Sujets portant sur un ou plusieurs des domaines de questionnement à traiter avec appui sur un dossier documentaire, obligatoirement en référence avec un thème disciplinaires présent dans les programmes en vigueur (ex. en histoire : “Le devoir de mémoire s’impose-t-il aux historiens ? À partir de l’exemple de l’histoire de Vichy” ou en géographie : “En quoi l'étude des villes sert-elle à la géographie dans l'enseignement ?” ). Quel que soit le sujet, celui-ci préciserait que les enjeux pour l’enseignement doivent être abordés.
Comme pour l’épreuve actuelle, tirage au sort entre l’histoire et la géographie ; exposé suivi d’un entretien comprenant une partie consacrée à la discipline non tirée au sort et une autre à l’éducation civique).

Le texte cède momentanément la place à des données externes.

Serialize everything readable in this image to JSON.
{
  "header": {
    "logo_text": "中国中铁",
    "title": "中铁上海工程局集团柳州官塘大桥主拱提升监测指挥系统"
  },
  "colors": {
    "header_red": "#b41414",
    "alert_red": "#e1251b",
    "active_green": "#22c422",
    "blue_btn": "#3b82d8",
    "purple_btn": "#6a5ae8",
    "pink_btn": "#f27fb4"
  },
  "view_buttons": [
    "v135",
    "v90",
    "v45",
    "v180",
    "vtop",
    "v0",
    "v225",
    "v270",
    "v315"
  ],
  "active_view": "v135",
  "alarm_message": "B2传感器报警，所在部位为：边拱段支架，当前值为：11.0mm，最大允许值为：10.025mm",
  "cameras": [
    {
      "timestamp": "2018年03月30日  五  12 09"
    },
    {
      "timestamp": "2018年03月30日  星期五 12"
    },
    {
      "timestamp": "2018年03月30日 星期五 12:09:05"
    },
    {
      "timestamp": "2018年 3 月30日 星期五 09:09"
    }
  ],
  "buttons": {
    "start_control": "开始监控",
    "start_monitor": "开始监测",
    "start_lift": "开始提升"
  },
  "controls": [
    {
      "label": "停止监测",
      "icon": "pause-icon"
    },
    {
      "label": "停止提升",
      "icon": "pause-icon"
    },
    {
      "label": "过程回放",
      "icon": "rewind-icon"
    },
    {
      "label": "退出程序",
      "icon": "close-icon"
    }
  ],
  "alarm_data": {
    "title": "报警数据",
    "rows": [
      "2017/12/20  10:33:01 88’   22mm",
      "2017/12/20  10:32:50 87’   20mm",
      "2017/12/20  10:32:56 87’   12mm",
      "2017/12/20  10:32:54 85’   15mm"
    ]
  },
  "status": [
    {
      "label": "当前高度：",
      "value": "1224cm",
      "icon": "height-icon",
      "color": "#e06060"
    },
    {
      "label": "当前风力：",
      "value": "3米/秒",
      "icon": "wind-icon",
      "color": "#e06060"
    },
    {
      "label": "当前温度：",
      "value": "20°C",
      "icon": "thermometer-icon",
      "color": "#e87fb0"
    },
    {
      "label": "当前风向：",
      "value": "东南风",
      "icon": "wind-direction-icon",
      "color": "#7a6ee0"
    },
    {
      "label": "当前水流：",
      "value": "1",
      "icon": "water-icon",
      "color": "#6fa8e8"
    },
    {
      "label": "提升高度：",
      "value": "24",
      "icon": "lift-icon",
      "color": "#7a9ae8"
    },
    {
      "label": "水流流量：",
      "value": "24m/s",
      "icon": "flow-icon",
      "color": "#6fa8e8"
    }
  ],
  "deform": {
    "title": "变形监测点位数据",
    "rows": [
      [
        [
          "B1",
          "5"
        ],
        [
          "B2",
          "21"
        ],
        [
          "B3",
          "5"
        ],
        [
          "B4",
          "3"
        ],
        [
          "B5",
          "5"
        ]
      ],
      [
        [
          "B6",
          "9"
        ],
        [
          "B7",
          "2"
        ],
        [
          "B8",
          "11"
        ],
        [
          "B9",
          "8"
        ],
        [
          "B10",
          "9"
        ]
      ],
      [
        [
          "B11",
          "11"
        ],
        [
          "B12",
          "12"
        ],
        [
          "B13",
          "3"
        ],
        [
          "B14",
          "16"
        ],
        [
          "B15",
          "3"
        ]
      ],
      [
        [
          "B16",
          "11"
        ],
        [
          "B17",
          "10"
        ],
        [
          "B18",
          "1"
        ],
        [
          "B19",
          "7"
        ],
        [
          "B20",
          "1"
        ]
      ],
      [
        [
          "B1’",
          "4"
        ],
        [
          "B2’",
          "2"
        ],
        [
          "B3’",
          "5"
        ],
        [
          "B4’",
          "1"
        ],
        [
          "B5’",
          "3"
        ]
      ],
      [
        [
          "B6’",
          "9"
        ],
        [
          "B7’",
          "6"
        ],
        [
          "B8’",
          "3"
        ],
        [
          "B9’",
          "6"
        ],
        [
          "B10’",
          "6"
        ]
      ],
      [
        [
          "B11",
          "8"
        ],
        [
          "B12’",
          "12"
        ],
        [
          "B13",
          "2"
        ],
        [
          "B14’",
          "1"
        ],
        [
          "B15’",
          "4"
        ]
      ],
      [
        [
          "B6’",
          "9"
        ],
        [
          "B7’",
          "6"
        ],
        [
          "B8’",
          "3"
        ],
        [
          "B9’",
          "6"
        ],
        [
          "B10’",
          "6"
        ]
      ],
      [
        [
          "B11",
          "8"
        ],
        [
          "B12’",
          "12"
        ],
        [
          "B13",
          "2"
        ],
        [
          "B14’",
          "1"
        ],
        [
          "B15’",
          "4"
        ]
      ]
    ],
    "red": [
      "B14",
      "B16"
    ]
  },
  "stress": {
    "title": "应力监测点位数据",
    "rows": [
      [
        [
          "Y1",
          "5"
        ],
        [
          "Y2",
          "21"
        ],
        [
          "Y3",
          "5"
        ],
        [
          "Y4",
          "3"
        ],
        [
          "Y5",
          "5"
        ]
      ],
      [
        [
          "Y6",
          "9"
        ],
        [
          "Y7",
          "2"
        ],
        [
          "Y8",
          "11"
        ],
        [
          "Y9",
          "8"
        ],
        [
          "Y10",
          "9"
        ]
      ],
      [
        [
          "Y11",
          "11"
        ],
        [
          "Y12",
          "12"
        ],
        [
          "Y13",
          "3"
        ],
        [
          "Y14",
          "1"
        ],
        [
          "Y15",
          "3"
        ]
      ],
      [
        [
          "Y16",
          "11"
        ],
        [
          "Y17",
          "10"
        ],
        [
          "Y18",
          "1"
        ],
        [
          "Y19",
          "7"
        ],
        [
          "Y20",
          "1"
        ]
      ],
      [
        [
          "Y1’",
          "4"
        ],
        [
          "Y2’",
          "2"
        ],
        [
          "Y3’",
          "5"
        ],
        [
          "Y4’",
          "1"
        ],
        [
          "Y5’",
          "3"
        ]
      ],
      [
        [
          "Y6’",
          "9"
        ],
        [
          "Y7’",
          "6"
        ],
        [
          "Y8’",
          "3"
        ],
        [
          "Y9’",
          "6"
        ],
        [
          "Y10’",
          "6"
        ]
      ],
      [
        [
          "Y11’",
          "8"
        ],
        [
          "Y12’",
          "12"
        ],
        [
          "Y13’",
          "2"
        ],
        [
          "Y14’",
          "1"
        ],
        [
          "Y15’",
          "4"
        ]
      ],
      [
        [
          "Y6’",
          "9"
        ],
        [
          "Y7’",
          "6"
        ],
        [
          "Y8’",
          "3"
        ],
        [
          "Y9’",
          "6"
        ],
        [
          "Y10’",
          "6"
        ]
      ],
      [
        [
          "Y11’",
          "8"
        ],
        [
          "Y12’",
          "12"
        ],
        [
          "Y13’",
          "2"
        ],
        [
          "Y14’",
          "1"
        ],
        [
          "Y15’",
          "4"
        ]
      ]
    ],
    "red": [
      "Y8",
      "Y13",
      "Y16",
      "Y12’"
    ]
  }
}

NB. La redéfinition de cette épreuve bénéficierait de l’expérience acquise dans la préparation de l’ESD actuelle et de celle des jurys (dans toutes les disciplines).

Point 4. À propos de l’épreuve orale sur la connaissance du système éducatif

En raison de sa définition actuelle et de son coefficient nous demandons qu’elle soit supprimée en tant qu’épreuve orale et qu’elle fasse, avec des contenus redéfinis, l’objet d’une validation comme pré-requis lors de la formation.
Les domaines de questionnement pourraient alors être :

- l’histoire de l’école et du système éducatif et son organisation actuelle
- la sociologie de l’école et de l’éducation
- la déontologie professionnelle et les valeurs de l’école publique républicaine (en se basant sur une partie des programmes d’Éducation civique et d’ECJS).

NB. Cette suppression pourrait permettre le maintien à l’oral du Capes d’une seconde épreuve orale disciplinaire (voir le point 3. 2.2).

Christian Delacroix,
François Dosse,
Patrick Garcia.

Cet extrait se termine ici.